Namesake İle İlgili Cümleler İngilizce Cümle İçinde Kullanımı
Namesake İle İlgili Cümleler İngilizce Cümle İçinde Kullanımı
Anlam: Namesake, bir kişinin adını taşıyan veya ona atıfta bulunan bir şeydir.
- My son’s namesake is his grandfather. (Oğlumun adını taşıyan kişi dedesi.)
- The company was named after its founder, who was the namesake of the business. (Şirket, işletmenin isim babası olan kurucusunun adını taşıyordu.)
- She decided to name her cat after her favorite book character, her namesake. (En sevdiği kitap karakteri olan isim babası kedisi adını koymaya karar verdi.)
- The football team’s new stadium was named after their famous namesake. (Futbol takımının yeni stadyumu ünlü isim babalarının adıyla anıldı.)
- He was proud to be named after his great-grandfather, his namesake. (Büyük dedesi olan isim babasından adını almanın gururunu yaşıyordu.)
- The namesake of the school was a former president of the country. (Okulun isim babası ülkenin eski bir cumhurbaşkanıydı.)
- The band’s name was chosen to honor their musical namesake. (Grubun adı müzikal isim babalarına saygı için seçildi.)
- The restaurant was named after the chef’s namesake, who inspired the menu. (Menüyü ilham kaynağı olan şefin isim babası adı verilen restoran.)
- The hotel’s namesake was a famous writer who had stayed there many times. (Otelin isim babası birçok kez orada konaklamış ünlü bir yazardı.)

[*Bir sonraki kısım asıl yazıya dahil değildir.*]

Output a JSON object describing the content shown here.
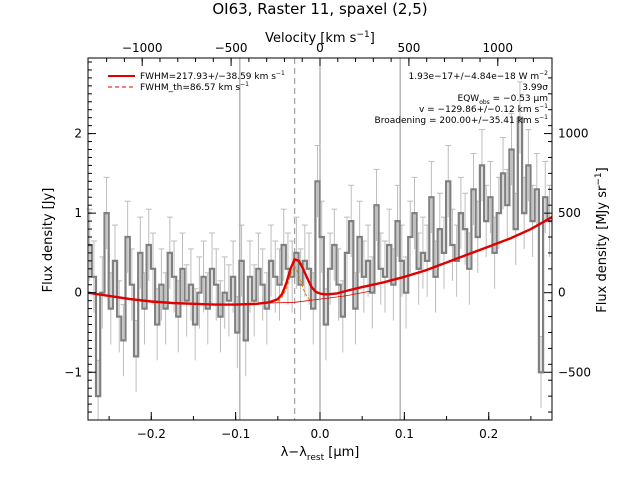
{
  "chart_data": {
    "type": "line",
    "title": "OI63, Raster 11, spaxel (2,5)",
    "xlabel": "λ−λ",
    "xlabel_sub": "rest",
    "xlabel_unit": " [μm]",
    "ylabel": "Flux density [Jy]",
    "top_axis_label": "Velocity [km s",
    "top_axis_sup": "−1",
    "top_axis_close": "]",
    "right_axis_label": "Flux density [MJy sr",
    "right_axis_sup": "−1",
    "right_axis_close": "]",
    "xlim": [
      -0.275,
      0.275
    ],
    "ylim": [
      -1.6,
      2.95
    ],
    "xticks": [
      -0.2,
      -0.1,
      0.0,
      0.1,
      0.2
    ],
    "xtick_labels": [
      "−0.2",
      "−0.1",
      "0.0",
      "0.1",
      "0.2"
    ],
    "yticks": [
      -1,
      0,
      1,
      2
    ],
    "ytick_labels": [
      "−1",
      "0",
      "1",
      "2"
    ],
    "top_ticks": [
      -1000,
      -500,
      0,
      500,
      1000
    ],
    "top_tick_labels": [
      "−1000",
      "−500",
      "0",
      "500",
      "1000"
    ],
    "right_ticks": [
      -500,
      0,
      500,
      1000
    ],
    "right_tick_labels": [
      "−500",
      "0",
      "500",
      "1000"
    ],
    "vlines_solid": [
      -0.095,
      0.0,
      0.095
    ],
    "vline_dashed": -0.03,
    "legend": [
      {
        "label": "FWHM=217.93+/−38.59 km s",
        "sup": "−1",
        "style": "solid",
        "color": "#e00000"
      },
      {
        "label": "FWHM_th=86.57 km s",
        "sup": "−1",
        "style": "dashed",
        "color": "#e00000"
      }
    ],
    "annotations": [
      {
        "text": "1.93e−17+/−4.84e−18 W m",
        "sup": "−2"
      },
      {
        "text": "3.99σ"
      },
      {
        "text": "EQW",
        "sub": "obs",
        "after": " = −0.53 μm"
      },
      {
        "text": "v = −129.86+/−0.12 km s",
        "sup": "−1"
      },
      {
        "text": "Broadening = 200.00+/−35.41 km s",
        "sup": "−1"
      }
    ],
    "series": [
      {
        "name": "FWHM=217.93+/−38.59 km s−1",
        "style": "model",
        "color": "#e00000",
        "x": [
          -0.275,
          -0.25,
          -0.225,
          -0.2,
          -0.175,
          -0.15,
          -0.125,
          -0.1,
          -0.075,
          -0.06,
          -0.05,
          -0.045,
          -0.04,
          -0.035,
          -0.03,
          -0.025,
          -0.02,
          -0.015,
          -0.01,
          -0.005,
          0.0,
          0.005,
          0.01,
          0.02,
          0.03,
          0.05,
          0.075,
          0.1,
          0.125,
          0.15,
          0.175,
          0.2,
          0.225,
          0.25,
          0.275
        ],
        "y": [
          0.0,
          -0.04,
          -0.08,
          -0.11,
          -0.13,
          -0.14,
          -0.15,
          -0.15,
          -0.14,
          -0.12,
          -0.08,
          -0.02,
          0.12,
          0.3,
          0.42,
          0.4,
          0.3,
          0.18,
          0.07,
          0.01,
          -0.01,
          -0.02,
          -0.02,
          -0.01,
          0.02,
          0.07,
          0.13,
          0.2,
          0.28,
          0.38,
          0.48,
          0.58,
          0.68,
          0.8,
          0.95
        ]
      },
      {
        "name": "FWHM_th=86.57 km s−1",
        "style": "dashed-component",
        "color": "#e08000",
        "x": [
          -0.05,
          -0.045,
          -0.04,
          -0.035,
          -0.03,
          -0.025,
          -0.02,
          -0.015,
          -0.01
        ],
        "y": [
          -0.11,
          -0.06,
          0.05,
          0.22,
          0.34,
          0.22,
          0.05,
          -0.06,
          -0.1
        ]
      },
      {
        "name": "continuum",
        "style": "thin-continuum",
        "color": "#e00000",
        "x": [
          -0.06,
          -0.03,
          0.0,
          0.03,
          0.06
        ],
        "y": [
          -0.13,
          -0.12,
          -0.08,
          -0.04,
          0.02
        ]
      },
      {
        "name": "data",
        "style": "histogram",
        "color": "#808080",
        "x": [
          -0.273,
          -0.268,
          -0.263,
          -0.258,
          -0.253,
          -0.248,
          -0.243,
          -0.238,
          -0.233,
          -0.228,
          -0.223,
          -0.218,
          -0.213,
          -0.208,
          -0.203,
          -0.198,
          -0.193,
          -0.188,
          -0.183,
          -0.178,
          -0.173,
          -0.168,
          -0.163,
          -0.158,
          -0.153,
          -0.148,
          -0.143,
          -0.138,
          -0.133,
          -0.128,
          -0.123,
          -0.118,
          -0.113,
          -0.108,
          -0.103,
          -0.098,
          -0.093,
          -0.088,
          -0.083,
          -0.078,
          -0.073,
          -0.068,
          -0.063,
          -0.058,
          -0.053,
          -0.048,
          -0.043,
          -0.038,
          -0.033,
          -0.028,
          -0.023,
          -0.018,
          -0.013,
          -0.008,
          -0.003,
          0.002,
          0.007,
          0.012,
          0.017,
          0.022,
          0.027,
          0.032,
          0.037,
          0.042,
          0.047,
          0.052,
          0.057,
          0.062,
          0.067,
          0.072,
          0.077,
          0.082,
          0.087,
          0.092,
          0.097,
          0.102,
          0.107,
          0.112,
          0.117,
          0.122,
          0.127,
          0.132,
          0.137,
          0.142,
          0.147,
          0.152,
          0.157,
          0.162,
          0.167,
          0.172,
          0.177,
          0.182,
          0.187,
          0.192,
          0.197,
          0.202,
          0.207,
          0.212,
          0.217,
          0.222,
          0.227,
          0.232,
          0.237,
          0.242,
          0.247,
          0.252,
          0.257,
          0.262,
          0.267,
          0.272
        ],
        "y": [
          0.6,
          0.2,
          -1.3,
          0.0,
          1.0,
          -0.2,
          0.4,
          -0.3,
          -0.6,
          0.7,
          0.1,
          -0.8,
          0.5,
          -0.2,
          0.6,
          0.3,
          -0.4,
          0.1,
          -0.2,
          0.5,
          0.2,
          -0.3,
          0.3,
          -0.1,
          0.1,
          -0.4,
          0.0,
          0.2,
          -0.2,
          0.3,
          0.1,
          -0.3,
          0.0,
          -0.1,
          0.2,
          -0.5,
          0.4,
          -0.6,
          0.2,
          -0.1,
          0.3,
          0.1,
          -0.2,
          0.4,
          0.2,
          0.1,
          0.6,
          0.3,
          0.2,
          0.5,
          0.1,
          0.4,
          0.3,
          -0.2,
          1.4,
          0.7,
          -0.4,
          0.3,
          0.6,
          0.1,
          -0.3,
          0.5,
          0.9,
          -0.2,
          0.7,
          0.2,
          0.4,
          0.0,
          1.1,
          0.3,
          0.2,
          0.6,
          0.1,
          0.9,
          0.4,
          0.0,
          0.7,
          1.0,
          0.3,
          0.5,
          0.4,
          1.2,
          0.2,
          0.8,
          0.5,
          1.4,
          0.6,
          0.4,
          1.0,
          0.8,
          0.3,
          1.3,
          0.7,
          1.6,
          0.9,
          1.2,
          0.5,
          1.0,
          1.5,
          1.1,
          1.8,
          0.8,
          2.2,
          1.0,
          1.6,
          0.9,
          1.3,
          -1.0,
          1.2,
          0.9
        ],
        "err": 0.45
      }
    ]
  }
}
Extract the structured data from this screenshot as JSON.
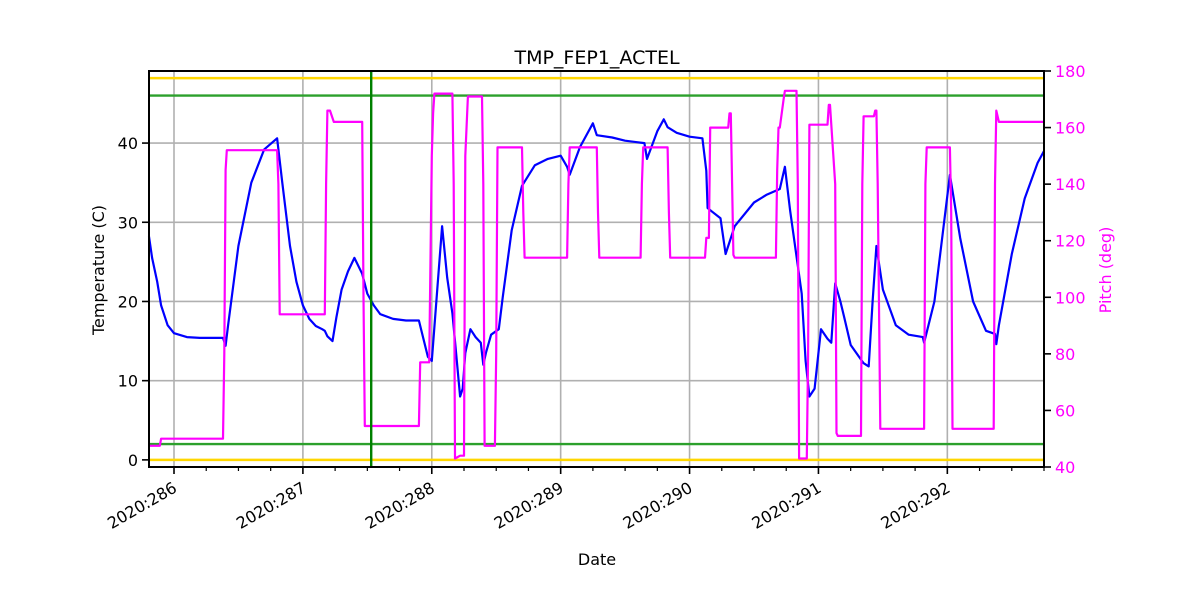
{
  "figure": {
    "title": "TMP_FEP1_ACTEL",
    "xlabel": "Date",
    "ylabel_left": "Temperature (C)",
    "ylabel_right": "Pitch (deg)"
  },
  "colors": {
    "temperature": "#0000ff",
    "pitch": "#ff00ff",
    "limit_yellow": "#ffd700",
    "limit_green": "#2ca02c",
    "marker_vertical": "#008000",
    "grid": "#b0b0b0",
    "right_axis_text": "#ff00ff"
  },
  "chart_data": {
    "type": "line",
    "title": "TMP_FEP1_ACTEL",
    "xlabel": "Date",
    "ylabel": "Temperature (C)",
    "y2label": "Pitch (deg)",
    "xlim": [
      285.806,
      292.75
    ],
    "ylim": [
      -0.9,
      49.1
    ],
    "y2lim": [
      40,
      180
    ],
    "grid": true,
    "x_ticks": [
      286,
      287,
      288,
      289,
      290,
      291,
      292
    ],
    "x_tick_labels": [
      "2020:286",
      "2020:287",
      "2020:288",
      "2020:289",
      "2020:290",
      "2020:291",
      "2020:292"
    ],
    "x_minor_tick_step": 0.25,
    "y_ticks": [
      0,
      10,
      20,
      30,
      40
    ],
    "y2_ticks": [
      40,
      60,
      80,
      100,
      120,
      140,
      160,
      180
    ],
    "hlines": [
      {
        "y": 48.2,
        "color": "#ffd700",
        "label": "yellow upper limit"
      },
      {
        "y": 46.0,
        "color": "#2ca02c",
        "label": "green upper limit"
      },
      {
        "y": 2.0,
        "color": "#2ca02c",
        "label": "green lower limit"
      },
      {
        "y": 0.0,
        "color": "#ffd700",
        "label": "yellow lower limit"
      }
    ],
    "vlines": [
      {
        "x": 287.53,
        "color": "#008000"
      }
    ],
    "series": [
      {
        "name": "Temperature",
        "axis": "left",
        "color": "#0000ff",
        "x": [
          285.806,
          285.83,
          285.87,
          285.9,
          285.95,
          286.0,
          286.1,
          286.2,
          286.3,
          286.38,
          286.4,
          286.42,
          286.5,
          286.6,
          286.7,
          286.8,
          286.84,
          286.9,
          286.95,
          287.0,
          287.05,
          287.1,
          287.15,
          287.17,
          287.19,
          287.23,
          287.26,
          287.3,
          287.35,
          287.4,
          287.46,
          287.5,
          287.55,
          287.6,
          287.7,
          287.8,
          287.9,
          287.94,
          287.97,
          288.0,
          288.08,
          288.12,
          288.16,
          288.18,
          288.22,
          288.24,
          288.26,
          288.3,
          288.34,
          288.38,
          288.4,
          288.42,
          288.46,
          288.52,
          288.55,
          288.62,
          288.7,
          288.8,
          288.9,
          289.0,
          289.05,
          289.07,
          289.15,
          289.25,
          289.28,
          289.4,
          289.5,
          289.6,
          289.65,
          289.67,
          289.75,
          289.8,
          289.83,
          289.9,
          290.0,
          290.1,
          290.13,
          290.14,
          290.17,
          290.24,
          290.28,
          290.35,
          290.5,
          290.6,
          290.7,
          290.74,
          290.78,
          290.87,
          290.9,
          290.93,
          290.97,
          291.02,
          291.07,
          291.1,
          291.13,
          291.17,
          291.2,
          291.25,
          291.35,
          291.39,
          291.42,
          291.45,
          291.5,
          291.6,
          291.7,
          291.81,
          291.82,
          291.9,
          292.02,
          292.1,
          292.2,
          292.3,
          292.37,
          292.38,
          292.4,
          292.5,
          292.6,
          292.7,
          292.75
        ],
        "y": [
          28.2,
          25.5,
          22.5,
          19.5,
          17.0,
          16.0,
          15.5,
          15.4,
          15.4,
          15.4,
          14.4,
          17.0,
          27.0,
          35.0,
          39.2,
          40.6,
          35.0,
          27.0,
          22.5,
          19.5,
          17.8,
          16.9,
          16.5,
          16.3,
          15.6,
          15.0,
          18.0,
          21.5,
          23.8,
          25.5,
          23.5,
          21.0,
          19.5,
          18.4,
          17.8,
          17.6,
          17.6,
          15.0,
          13.0,
          12.5,
          29.5,
          23.0,
          18.5,
          15.0,
          8.0,
          9.0,
          13.5,
          16.5,
          15.5,
          14.8,
          12.0,
          13.5,
          15.8,
          16.5,
          20.5,
          29.0,
          34.6,
          37.2,
          38.0,
          38.4,
          37.0,
          36.0,
          39.5,
          42.5,
          41.0,
          40.7,
          40.3,
          40.1,
          40.0,
          38.0,
          41.5,
          43.0,
          42.0,
          41.3,
          40.8,
          40.6,
          36.5,
          31.8,
          31.4,
          30.5,
          26.0,
          29.5,
          32.5,
          33.5,
          34.2,
          37.0,
          31.5,
          21.0,
          12.5,
          8.0,
          9.0,
          16.5,
          15.3,
          14.8,
          22.3,
          20.0,
          18.0,
          14.5,
          12.2,
          11.8,
          20.0,
          27.0,
          21.5,
          17.0,
          15.8,
          15.5,
          14.8,
          20.0,
          36.0,
          28.0,
          20.0,
          16.3,
          15.9,
          14.6,
          17.0,
          26.0,
          33.0,
          37.5,
          39.0
        ]
      },
      {
        "name": "Pitch",
        "axis": "right",
        "color": "#ff00ff",
        "x": [
          285.806,
          285.89,
          285.9,
          286.38,
          286.39,
          286.4,
          286.41,
          286.42,
          286.8,
          286.81,
          286.82,
          287.17,
          287.18,
          287.19,
          287.21,
          287.24,
          287.46,
          287.47,
          287.48,
          287.9,
          287.91,
          287.92,
          287.98,
          288.0,
          288.01,
          288.02,
          288.04,
          288.05,
          288.16,
          288.17,
          288.18,
          288.22,
          288.25,
          288.26,
          288.28,
          288.39,
          288.4,
          288.41,
          288.49,
          288.5,
          288.51,
          288.7,
          288.71,
          288.72,
          289.05,
          289.06,
          289.07,
          289.28,
          289.29,
          289.3,
          289.62,
          289.63,
          289.64,
          289.83,
          289.84,
          289.85,
          290.12,
          290.13,
          290.15,
          290.16,
          290.3,
          290.31,
          290.32,
          290.33,
          290.34,
          290.35,
          290.67,
          290.68,
          290.69,
          290.7,
          290.73,
          290.74,
          290.75,
          290.83,
          290.84,
          290.85,
          290.91,
          290.92,
          290.93,
          291.07,
          291.08,
          291.09,
          291.13,
          291.14,
          291.15,
          291.2,
          291.21,
          291.33,
          291.34,
          291.35,
          291.43,
          291.44,
          291.45,
          291.46,
          291.48,
          291.82,
          291.83,
          291.84,
          292.02,
          292.03,
          292.04,
          292.36,
          292.37,
          292.38,
          292.4,
          292.75
        ],
        "y": [
          47.5,
          47.5,
          50.0,
          50.0,
          80.0,
          145.0,
          152.0,
          152.0,
          152.0,
          140.0,
          94.0,
          94.0,
          140.0,
          166.0,
          166.0,
          162.0,
          162.0,
          100.0,
          54.5,
          54.5,
          77.0,
          77.0,
          77.0,
          150.0,
          165.0,
          172.0,
          172.0,
          172.0,
          172.0,
          140.0,
          43.0,
          44.0,
          44.0,
          150.0,
          171.0,
          171.0,
          140.0,
          47.5,
          47.5,
          80.0,
          153.0,
          153.0,
          130.0,
          114.0,
          114.0,
          140.0,
          153.0,
          153.0,
          130.0,
          114.0,
          114.0,
          140.0,
          153.0,
          153.0,
          130.0,
          114.0,
          114.0,
          121.0,
          121.0,
          160.0,
          160.0,
          165.0,
          165.0,
          140.0,
          115.0,
          114.0,
          114.0,
          145.0,
          160.0,
          160.0,
          170.0,
          173.0,
          173.0,
          173.0,
          140.0,
          43.0,
          43.0,
          80.0,
          161.0,
          161.0,
          168.0,
          168.0,
          140.0,
          52.0,
          51.0,
          51.0,
          51.0,
          51.0,
          140.0,
          164.0,
          164.0,
          166.0,
          166.0,
          140.0,
          53.5,
          53.5,
          140.0,
          153.0,
          153.0,
          130.0,
          53.5,
          53.5,
          140.0,
          166.0,
          162.0,
          162.0
        ]
      }
    ]
  }
}
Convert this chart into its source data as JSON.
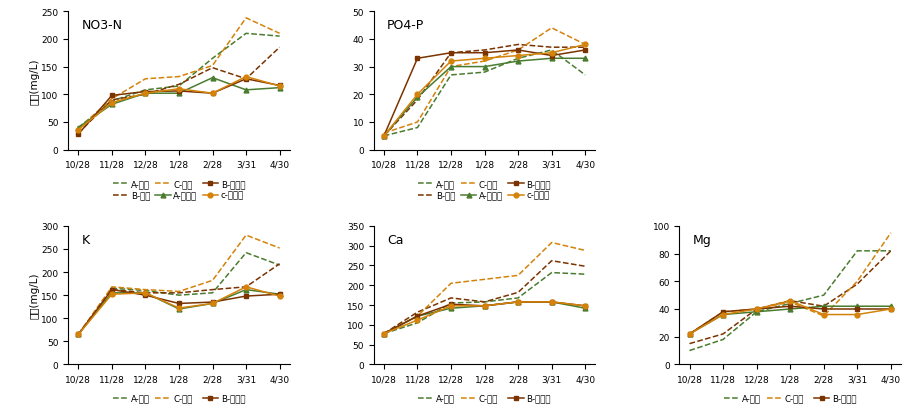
{
  "x_labels": [
    "10/28",
    "11/28",
    "12/28",
    "1/28",
    "2/28",
    "3/31",
    "4/30"
  ],
  "x_vals": [
    0,
    1,
    2,
    3,
    4,
    5,
    6
  ],
  "NO3N": {
    "title": "NO3-N",
    "ylim": [
      0,
      250
    ],
    "yticks": [
      0,
      50,
      100,
      150,
      200,
      250
    ],
    "A_bae": [
      40,
      88,
      108,
      115,
      165,
      210,
      205
    ],
    "B_bae": [
      30,
      90,
      100,
      118,
      148,
      128,
      185
    ],
    "C_bae": [
      38,
      92,
      128,
      132,
      152,
      238,
      210
    ],
    "A_gong": [
      40,
      82,
      102,
      102,
      130,
      108,
      112
    ],
    "B_gong": [
      28,
      98,
      105,
      106,
      102,
      128,
      116
    ],
    "C_gong": [
      36,
      85,
      102,
      110,
      102,
      132,
      115
    ]
  },
  "PO4P": {
    "title": "PO4-P",
    "ylim": [
      0,
      50
    ],
    "yticks": [
      0,
      10,
      20,
      30,
      40,
      50
    ],
    "A_bae": [
      5,
      8,
      27,
      28,
      33,
      36,
      27
    ],
    "B_bae": [
      5,
      18,
      35,
      36,
      38,
      37,
      37
    ],
    "C_bae": [
      6,
      10,
      30,
      32,
      36,
      44,
      38
    ],
    "A_gong": [
      5,
      19,
      30,
      30,
      32,
      33,
      33
    ],
    "B_gong": [
      5,
      33,
      35,
      35,
      36,
      34,
      36
    ],
    "C_gong": [
      5,
      20,
      32,
      33,
      34,
      35,
      38
    ]
  },
  "K": {
    "title": "K",
    "ylim": [
      0,
      300
    ],
    "yticks": [
      0,
      50,
      100,
      150,
      200,
      250,
      300
    ],
    "A_bae": [
      65,
      165,
      160,
      150,
      155,
      242,
      215
    ],
    "B_bae": [
      65,
      162,
      155,
      155,
      162,
      168,
      218
    ],
    "C_bae": [
      65,
      168,
      162,
      158,
      182,
      280,
      252
    ],
    "A_gong": [
      65,
      155,
      155,
      120,
      132,
      162,
      152
    ],
    "B_gong": [
      65,
      162,
      150,
      132,
      135,
      148,
      152
    ],
    "C_gong": [
      65,
      152,
      155,
      122,
      132,
      168,
      148
    ]
  },
  "Ca": {
    "title": "Ca",
    "ylim": [
      0,
      350
    ],
    "yticks": [
      0,
      50,
      100,
      150,
      200,
      250,
      300,
      350
    ],
    "A_bae": [
      78,
      105,
      155,
      158,
      168,
      232,
      228
    ],
    "B_bae": [
      78,
      132,
      168,
      158,
      182,
      262,
      248
    ],
    "C_bae": [
      78,
      122,
      205,
      215,
      225,
      308,
      288
    ],
    "A_gong": [
      78,
      122,
      142,
      148,
      158,
      158,
      142
    ],
    "B_gong": [
      78,
      122,
      152,
      148,
      158,
      158,
      148
    ],
    "C_gong": [
      78,
      112,
      148,
      148,
      158,
      158,
      148
    ]
  },
  "Mg": {
    "title": "Mg",
    "ylim": [
      0,
      100
    ],
    "yticks": [
      0,
      20,
      40,
      60,
      80,
      100
    ],
    "A_bae": [
      10,
      18,
      38,
      44,
      50,
      82,
      82
    ],
    "B_bae": [
      15,
      22,
      40,
      46,
      42,
      58,
      82
    ],
    "C_bae": [
      22,
      38,
      40,
      45,
      35,
      60,
      95
    ],
    "A_gong": [
      22,
      36,
      38,
      40,
      42,
      42,
      42
    ],
    "B_gong": [
      22,
      38,
      40,
      42,
      40,
      40,
      40
    ],
    "C_gong": [
      22,
      36,
      40,
      46,
      36,
      36,
      40
    ]
  },
  "color_A": "#4a7c2f",
  "color_B": "#7b3300",
  "color_C": "#d4820a",
  "ylabel": "농도(mg/L)",
  "legend_bae": [
    "A-배액",
    "B-배액",
    "C-배액"
  ],
  "legend_gong": [
    "A-공급액",
    "B-공급액",
    "c-공급액"
  ]
}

- She was thrilled to meet her namesake, a famous actress with the same name. (Aynı adı taşıyan ünlü bir oyuncu olan isim babası ile tanışmaktan çok heyecanlıydı.)
- The university’s namesake was a renowned scientist who had made many important discoveries. (Üniversitenin isim babası birçok önemli keşif yapmış ünlü bir bilim adamıydı.)
- The park was named after its environmentalist namesake, who had fought to protect the land. (Araziyi korumak için mücadele eden çevreci isim babasının adı verilen park.)
- The street was named after a local hero and namesake who had saved many lives. (Birçok hayat kurtaran yerel bir kahraman ve isim babası olan sokak.)
- The ship was named after a famous explorer, its namesake, who had circumnavigated the globe. (Dünya turu yapan ünlü kaşif ve isim babası olan gemi.)
- The hospital was named after its founder, a philanthropist and namesake who had donated millions. (Milyonlarca dolar bağışlayan hayırsever ve isim babası olan hastane.)
- The city’s namesake was a Native American chief who had lived in the area for centuries. (Yüzyıllar boyunca bölged
- The museum was named after its art collector namesake, who had amassed a world-renowned collection. (Dünya çapında ün kazanmış bir koleksiyon biriktiren sanat koleksiyoncusu ve isim babası olan müze.)
- The bridge was named after a famous architect and namesake who had designed many landmarks. (Birçok simge yapı tasarlayan ünlü bir mimar ve isim babası olan köprü.)
- The festival was named after its cultural namesake, which celebrated the region’s history and traditions. (Bölgenin tarihini ve geleneklerini kutlayan kültürel isim babasının adı verilen festival.)
- The art school’s namesake was a famous painter who had revolutionized the art world. (Sanat dünyasını devrimleştiren ünlü bir ressam ve isim babası olan sanat okulunun adı.)